Es que ya te he visto, el azul de tus ojos se parece al cielo en calma antes de ser marcado por el rayo, y tus enmarañadas barbas doradas el arder de los templos antes de ser polvo incandecente...



Es que ya te he visto, no estoy soñando. Verte no es un sueño, podría pellizarme la carne hasta hacerla sangrar y no desapareceras, podría abrirme el pecho y sacarme el latiente corazón pero ni asi dejarás de existir...



No, no es que yo sueño. Si hace meses que ni siquiera he dormido, que no he podido cerrar los ojos sin que me acechen tus ojos violentos, sin que tu rostro se convierta en el espantoso misterio causante de mi angustia, enemigo de mi aliento...

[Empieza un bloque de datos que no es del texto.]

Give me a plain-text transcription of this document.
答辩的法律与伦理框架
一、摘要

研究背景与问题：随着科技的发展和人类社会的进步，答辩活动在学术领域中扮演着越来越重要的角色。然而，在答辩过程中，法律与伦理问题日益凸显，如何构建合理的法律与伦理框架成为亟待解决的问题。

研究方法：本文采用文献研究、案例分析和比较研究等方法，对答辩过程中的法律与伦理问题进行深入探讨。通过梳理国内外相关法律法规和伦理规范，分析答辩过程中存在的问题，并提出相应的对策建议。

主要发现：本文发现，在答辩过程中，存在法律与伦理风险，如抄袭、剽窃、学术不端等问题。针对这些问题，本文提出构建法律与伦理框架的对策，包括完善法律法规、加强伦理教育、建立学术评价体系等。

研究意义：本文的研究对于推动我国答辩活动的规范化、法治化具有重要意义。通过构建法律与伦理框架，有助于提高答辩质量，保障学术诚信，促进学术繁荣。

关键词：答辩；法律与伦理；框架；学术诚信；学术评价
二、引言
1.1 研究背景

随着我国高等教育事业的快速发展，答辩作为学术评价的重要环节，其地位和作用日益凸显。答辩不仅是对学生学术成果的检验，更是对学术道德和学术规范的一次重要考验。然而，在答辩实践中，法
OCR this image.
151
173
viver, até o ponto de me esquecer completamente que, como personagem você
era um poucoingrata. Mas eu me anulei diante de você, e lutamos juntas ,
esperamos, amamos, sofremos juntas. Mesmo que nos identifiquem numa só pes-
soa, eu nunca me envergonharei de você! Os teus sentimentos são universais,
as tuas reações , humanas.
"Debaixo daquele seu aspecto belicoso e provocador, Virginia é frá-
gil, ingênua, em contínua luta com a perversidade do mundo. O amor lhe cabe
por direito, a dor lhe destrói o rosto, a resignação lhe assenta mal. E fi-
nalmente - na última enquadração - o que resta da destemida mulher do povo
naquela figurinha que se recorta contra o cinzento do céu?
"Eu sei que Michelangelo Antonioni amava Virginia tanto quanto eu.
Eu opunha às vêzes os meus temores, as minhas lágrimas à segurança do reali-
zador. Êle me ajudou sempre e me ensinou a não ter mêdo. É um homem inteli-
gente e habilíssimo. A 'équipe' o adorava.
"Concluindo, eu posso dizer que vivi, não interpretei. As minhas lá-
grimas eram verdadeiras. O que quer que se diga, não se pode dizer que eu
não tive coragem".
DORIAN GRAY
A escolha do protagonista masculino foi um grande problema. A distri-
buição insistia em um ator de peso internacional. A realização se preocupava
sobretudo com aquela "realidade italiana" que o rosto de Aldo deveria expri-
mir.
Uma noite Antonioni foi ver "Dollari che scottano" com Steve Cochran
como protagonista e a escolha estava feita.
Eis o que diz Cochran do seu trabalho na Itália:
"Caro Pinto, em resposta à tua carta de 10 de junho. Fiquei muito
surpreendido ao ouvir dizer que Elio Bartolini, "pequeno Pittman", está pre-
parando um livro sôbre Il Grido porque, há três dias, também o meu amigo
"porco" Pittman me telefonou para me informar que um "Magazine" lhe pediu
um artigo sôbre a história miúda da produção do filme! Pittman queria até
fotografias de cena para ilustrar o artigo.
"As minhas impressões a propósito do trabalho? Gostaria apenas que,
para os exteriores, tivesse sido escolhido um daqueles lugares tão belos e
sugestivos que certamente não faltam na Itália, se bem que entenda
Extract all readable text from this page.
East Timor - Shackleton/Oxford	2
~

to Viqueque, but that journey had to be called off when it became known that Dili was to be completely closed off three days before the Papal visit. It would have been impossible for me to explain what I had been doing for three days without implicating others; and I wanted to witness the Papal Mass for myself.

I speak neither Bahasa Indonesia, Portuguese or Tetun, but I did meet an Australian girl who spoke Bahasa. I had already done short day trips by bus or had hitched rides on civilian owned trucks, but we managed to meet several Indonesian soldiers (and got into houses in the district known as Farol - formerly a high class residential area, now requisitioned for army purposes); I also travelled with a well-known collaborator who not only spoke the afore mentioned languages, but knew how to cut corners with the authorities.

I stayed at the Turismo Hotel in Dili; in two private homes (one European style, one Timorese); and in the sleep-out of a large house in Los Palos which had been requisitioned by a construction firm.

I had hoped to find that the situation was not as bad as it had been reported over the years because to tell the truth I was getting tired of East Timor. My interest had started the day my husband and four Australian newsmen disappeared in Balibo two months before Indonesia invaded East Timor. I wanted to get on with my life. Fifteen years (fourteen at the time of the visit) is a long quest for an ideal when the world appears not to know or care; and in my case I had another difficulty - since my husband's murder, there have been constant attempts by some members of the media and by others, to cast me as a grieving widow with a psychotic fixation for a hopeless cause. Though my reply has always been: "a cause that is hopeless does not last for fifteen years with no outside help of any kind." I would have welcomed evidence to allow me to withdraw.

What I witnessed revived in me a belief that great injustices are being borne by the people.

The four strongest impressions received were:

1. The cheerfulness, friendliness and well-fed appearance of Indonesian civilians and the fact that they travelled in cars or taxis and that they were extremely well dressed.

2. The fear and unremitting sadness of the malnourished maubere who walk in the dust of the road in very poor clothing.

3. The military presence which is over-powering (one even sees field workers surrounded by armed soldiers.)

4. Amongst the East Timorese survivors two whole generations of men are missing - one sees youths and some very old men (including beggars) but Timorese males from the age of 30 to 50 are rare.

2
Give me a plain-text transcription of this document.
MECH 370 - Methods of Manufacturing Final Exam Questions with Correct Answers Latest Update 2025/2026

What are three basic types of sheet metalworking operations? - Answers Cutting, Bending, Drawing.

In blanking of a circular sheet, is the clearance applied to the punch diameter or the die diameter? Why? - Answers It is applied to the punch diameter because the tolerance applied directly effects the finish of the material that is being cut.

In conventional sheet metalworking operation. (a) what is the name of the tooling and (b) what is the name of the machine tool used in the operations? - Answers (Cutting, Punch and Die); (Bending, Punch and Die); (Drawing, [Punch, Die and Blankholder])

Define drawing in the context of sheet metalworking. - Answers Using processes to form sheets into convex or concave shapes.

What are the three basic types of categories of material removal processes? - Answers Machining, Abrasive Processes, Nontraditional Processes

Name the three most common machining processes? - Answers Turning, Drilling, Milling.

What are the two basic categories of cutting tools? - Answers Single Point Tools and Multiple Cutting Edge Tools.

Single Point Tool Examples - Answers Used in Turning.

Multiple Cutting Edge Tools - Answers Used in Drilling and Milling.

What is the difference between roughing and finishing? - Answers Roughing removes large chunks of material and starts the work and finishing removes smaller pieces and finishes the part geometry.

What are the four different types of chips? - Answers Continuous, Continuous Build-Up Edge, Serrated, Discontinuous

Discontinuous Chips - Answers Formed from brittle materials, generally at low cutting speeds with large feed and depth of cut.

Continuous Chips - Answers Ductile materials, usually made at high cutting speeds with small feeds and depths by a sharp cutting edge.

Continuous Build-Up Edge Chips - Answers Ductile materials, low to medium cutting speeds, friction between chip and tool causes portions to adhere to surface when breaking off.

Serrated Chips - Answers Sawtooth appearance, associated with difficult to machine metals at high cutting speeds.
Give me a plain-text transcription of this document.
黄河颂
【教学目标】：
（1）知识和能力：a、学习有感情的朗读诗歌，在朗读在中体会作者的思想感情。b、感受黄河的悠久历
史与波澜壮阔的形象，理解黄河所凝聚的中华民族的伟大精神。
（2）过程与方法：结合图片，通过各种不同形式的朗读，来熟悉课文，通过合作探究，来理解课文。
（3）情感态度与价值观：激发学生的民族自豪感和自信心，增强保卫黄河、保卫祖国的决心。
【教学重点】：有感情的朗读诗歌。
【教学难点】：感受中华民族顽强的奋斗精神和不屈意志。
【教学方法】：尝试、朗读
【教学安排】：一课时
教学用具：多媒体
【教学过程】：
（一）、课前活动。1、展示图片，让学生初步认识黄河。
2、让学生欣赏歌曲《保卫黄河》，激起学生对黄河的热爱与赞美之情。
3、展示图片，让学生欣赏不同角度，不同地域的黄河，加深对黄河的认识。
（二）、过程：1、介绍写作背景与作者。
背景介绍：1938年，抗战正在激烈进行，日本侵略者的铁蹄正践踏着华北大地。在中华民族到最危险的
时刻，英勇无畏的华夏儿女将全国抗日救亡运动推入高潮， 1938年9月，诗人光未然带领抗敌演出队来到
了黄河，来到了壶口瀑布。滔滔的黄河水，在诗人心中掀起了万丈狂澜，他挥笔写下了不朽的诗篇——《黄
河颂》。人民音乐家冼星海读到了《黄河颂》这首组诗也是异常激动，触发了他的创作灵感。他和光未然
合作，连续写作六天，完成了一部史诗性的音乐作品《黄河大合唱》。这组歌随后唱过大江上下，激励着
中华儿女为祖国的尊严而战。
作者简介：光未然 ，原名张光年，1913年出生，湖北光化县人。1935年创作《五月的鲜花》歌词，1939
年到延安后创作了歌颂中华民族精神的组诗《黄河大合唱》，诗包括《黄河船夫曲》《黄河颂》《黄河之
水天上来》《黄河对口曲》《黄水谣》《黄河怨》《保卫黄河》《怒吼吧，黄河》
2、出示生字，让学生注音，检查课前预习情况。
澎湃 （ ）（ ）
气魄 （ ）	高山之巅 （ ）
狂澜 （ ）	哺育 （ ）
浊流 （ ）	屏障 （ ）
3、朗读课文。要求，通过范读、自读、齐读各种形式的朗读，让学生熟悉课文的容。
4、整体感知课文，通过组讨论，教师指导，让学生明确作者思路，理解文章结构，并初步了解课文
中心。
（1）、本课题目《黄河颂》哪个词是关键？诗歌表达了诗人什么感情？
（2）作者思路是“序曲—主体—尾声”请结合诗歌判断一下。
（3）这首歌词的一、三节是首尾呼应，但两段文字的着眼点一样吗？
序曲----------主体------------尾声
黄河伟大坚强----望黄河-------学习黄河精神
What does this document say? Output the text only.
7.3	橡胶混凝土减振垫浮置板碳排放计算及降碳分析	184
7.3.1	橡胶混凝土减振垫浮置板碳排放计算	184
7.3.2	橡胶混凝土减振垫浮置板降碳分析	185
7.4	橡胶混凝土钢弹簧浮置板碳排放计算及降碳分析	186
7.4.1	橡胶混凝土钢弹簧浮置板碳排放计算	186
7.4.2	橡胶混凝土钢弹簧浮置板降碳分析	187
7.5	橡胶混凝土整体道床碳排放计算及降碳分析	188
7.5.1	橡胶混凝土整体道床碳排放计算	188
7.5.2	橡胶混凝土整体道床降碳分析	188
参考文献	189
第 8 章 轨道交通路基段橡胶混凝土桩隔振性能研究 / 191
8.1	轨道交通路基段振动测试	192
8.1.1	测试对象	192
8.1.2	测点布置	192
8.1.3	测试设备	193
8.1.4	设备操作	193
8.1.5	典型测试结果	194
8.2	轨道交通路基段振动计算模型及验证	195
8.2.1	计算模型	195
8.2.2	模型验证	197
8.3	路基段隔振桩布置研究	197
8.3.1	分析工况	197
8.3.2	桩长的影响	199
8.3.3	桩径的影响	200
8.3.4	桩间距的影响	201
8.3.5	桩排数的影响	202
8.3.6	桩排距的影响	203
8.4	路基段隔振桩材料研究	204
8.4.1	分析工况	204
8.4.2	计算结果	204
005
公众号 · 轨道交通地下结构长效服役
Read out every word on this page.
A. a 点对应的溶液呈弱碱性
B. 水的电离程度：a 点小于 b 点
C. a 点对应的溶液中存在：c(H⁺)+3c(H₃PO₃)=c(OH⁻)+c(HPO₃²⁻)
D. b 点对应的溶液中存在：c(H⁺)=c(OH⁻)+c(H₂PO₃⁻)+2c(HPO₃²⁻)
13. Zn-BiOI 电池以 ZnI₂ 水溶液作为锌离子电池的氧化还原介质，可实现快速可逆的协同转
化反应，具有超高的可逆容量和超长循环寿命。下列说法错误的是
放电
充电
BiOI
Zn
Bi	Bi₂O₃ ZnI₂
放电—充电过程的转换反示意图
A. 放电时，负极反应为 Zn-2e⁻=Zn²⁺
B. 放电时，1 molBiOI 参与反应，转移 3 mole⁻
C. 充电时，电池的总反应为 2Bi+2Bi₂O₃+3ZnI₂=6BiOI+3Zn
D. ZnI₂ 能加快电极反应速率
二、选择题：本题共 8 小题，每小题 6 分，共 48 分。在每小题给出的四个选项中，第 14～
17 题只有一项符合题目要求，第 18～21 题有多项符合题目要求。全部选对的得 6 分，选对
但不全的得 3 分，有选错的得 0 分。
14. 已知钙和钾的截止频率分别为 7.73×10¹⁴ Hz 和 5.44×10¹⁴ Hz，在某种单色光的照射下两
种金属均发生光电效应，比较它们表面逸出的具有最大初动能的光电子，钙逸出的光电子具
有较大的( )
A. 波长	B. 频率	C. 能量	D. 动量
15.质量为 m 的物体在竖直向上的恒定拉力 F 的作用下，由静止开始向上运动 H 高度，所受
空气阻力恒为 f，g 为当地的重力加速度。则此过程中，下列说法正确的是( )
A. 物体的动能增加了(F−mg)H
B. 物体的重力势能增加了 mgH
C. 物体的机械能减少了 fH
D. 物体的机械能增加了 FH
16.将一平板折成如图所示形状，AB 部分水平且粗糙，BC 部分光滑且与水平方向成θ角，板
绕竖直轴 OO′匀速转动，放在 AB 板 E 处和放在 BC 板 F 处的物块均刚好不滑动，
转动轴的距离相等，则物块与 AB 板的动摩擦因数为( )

No, no es que esté soñando, es que ya te he visto, es que he puesto mis ojos en tu rostro, es que te clave mis ojos porque mi mano tiembla y ha tirado el puñal; te he capturado en mis ojos hasta no ver más que los tuyos, tus ojos y tu rostro que ya son pesadilla ardiente en mis cesos; no, no es que yo sueño es que despierto o dormido, agonizando y hasta a la hora de mi muerte ya no podré dejar de verte, aunque hacerlo sea tener la evidencia de la razón herida que me debilita hasta enloquecer.